The structural sMRI data used in our study were acquired from the Soochow University, which is composed of 68 undergraduates. The study was approved by the Ethics Committee of the Third Affiliated Hospital of Soochow University. Written informed consents was obtained from all subjects. All subjects did not receive stimulants or hypnotics before acquisition in order to keep them awake and let the brain work normally. All participants' vision was normal or corrected to normal, and they were right-handed. After the test, each participant will receive a small gift or financial reward. All subjects are required to perform Rosenberg Self-esteem Scale (RSES) test. The RSES is originally developed by Rosenberg in 1965 to assess the overall feelings of undergraduates about self-worth and self-acceptance. It is the most used self-esteem measurement tool in the psychology community . We ranked the RSES test scores from highest to lowest, and then divided them into two groups: high self-esteem group and low self-esteem group.

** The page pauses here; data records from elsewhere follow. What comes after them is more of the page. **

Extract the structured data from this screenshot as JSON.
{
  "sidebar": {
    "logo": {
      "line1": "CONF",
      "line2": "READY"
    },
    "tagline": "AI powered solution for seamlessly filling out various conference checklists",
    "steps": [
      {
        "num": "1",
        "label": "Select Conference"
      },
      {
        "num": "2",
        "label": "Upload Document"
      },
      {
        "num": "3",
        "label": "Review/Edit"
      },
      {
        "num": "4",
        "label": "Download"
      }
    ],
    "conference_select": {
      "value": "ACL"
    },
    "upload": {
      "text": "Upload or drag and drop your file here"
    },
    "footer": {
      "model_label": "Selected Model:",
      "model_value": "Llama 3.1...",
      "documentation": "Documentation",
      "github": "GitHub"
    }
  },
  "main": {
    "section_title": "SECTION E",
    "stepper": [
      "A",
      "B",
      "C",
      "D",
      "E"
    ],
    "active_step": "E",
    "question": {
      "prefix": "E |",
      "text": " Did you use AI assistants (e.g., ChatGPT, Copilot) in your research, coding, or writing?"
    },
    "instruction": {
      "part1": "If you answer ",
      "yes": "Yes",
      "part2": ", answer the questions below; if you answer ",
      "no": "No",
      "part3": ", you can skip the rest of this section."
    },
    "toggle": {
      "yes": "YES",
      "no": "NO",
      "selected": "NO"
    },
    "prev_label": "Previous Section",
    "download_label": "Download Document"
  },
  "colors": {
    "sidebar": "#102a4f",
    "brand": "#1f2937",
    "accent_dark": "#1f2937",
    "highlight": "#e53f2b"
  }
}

Table 5 provides detailed information of all participants.
Imaging acquisition and preprocessing
All images were collected on a 3T Siemens Medical Systems equipment. The acquisition parameters are set as: echo time (TE) = 2.98 ms, repetition time (TR) = 2300 ms, flip angle (FA) = 9 deg, voxel size = 1 × 1 × 1 mm3, slice thickness = 1 mm, field of view (FoV) = 256mm.
We use an automatic pipeline for sMRI image processing. Firstly, we adjusted the image orientation (axial, coronal, and sagittal) to match the template image, and performed offset field correction to remove the gray-scale unevenness of the image . Secondly, the brain image was extracted by removing the skull and cerebellum . Thirdly, gray matter (GM), white matter (WM) and cerebrospinal fluid (CSF) were segmented from the background . Fourth, the segmented image was registered to the template labeled with the Automated Anatomical Labeling (AAL) template . Fifth, in order to calculate the morphological features based on the cortex, the middle layer of the cerebral cortex was depicted . After the whole processing, the morphological measurements of GM volume, WM volume, CSF volume, cortical thickness, and cortical surface area of each ROI were obtained for each subject. It should be noted that we removed 12 subcortical ROIs from AAL template considering that the cerebral cortex contains more neurons.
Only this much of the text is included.